Attend the temple at least monthly: +2

Have been known to doze and/or hallucinate during a session ("Wait, he said what about the flying puppies?????"): -1

Miscellaneous
Attended BYU: +5

Graduated from BYU unmarried: -2

Did not serve a mission: -5 (or +5, if you're talking to one of those misogynists with attitude about sister missionaries)

Am not a registered Republican: -20 (oh wait . . . that's not actually one of the baptismal covenants . . . )

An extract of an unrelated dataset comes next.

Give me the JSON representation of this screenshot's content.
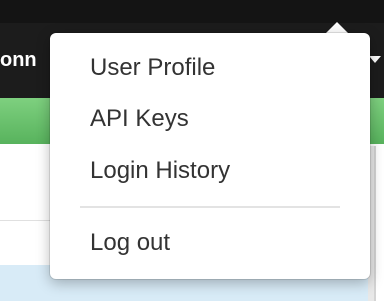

Do not watch R-rated movies: +3

Do read R-rated books: -3

Married a Mormon: +5

Am not yet pregnant by his righteous seed: -3

Utah Mormonry
Live in Utah while being a Mormon: +5

Am a Mormon blogger: +4

Enjoy living in Utah, for the most part: +3

Love the musical Wicked: +3

Have had teeth bleached: +2

Have done it more than once: +1

Have not done it lately: -2

Do not refer to areas outside of Utah as "the mission field": -2

Do not resent having my tax dollars go toward education in a state with the highest rate of school-aged children per capita: -10

Stand by the Church's stated position of "not [objecting] to rights for same-sex couples regarding hospitalization and medical care, fair housing and employment rights, or probate rights." -4

Think Chris Buttars, who helped kill all the bills addressing these rights in their tracks, just before he went on to say awful things about gays and lesbians, should be mauled by wild dogs, for lo, he is a Butt-arse: -2

Care about the environment and the fact that you can't actually breathe around here: -3

Have no plans to create unique baby names by combining elements from mine and GH's names (or any other people's names, for that matter): -3

General Mormon Niceness
Am generally a very nice person: +4

Except for when I'm not:-3

I don't know what the grand total here is or how my conviction is faring. And yes. Sometimes I am not nice. Sometimes I do not give people the benefit of the doubt. Sometimes I care more about being funny than I do about being kind. I am working on that. But it doesn't make me a bad person or a godless hypocrite. It just makes me human.

So the question of "would there be enough evidence to convict?" (thank you, whichever EFY speaker came up with that, by the way) kind of depends on what kind of Mormon you consider to be a convict-able one. That might just mean, "Someone who sees the world in exactly the same way you do and does not ever think or do or say anything you disagree with." Which . . . good luck finding those.

Can anyone think of any rubric items I'm forgetting?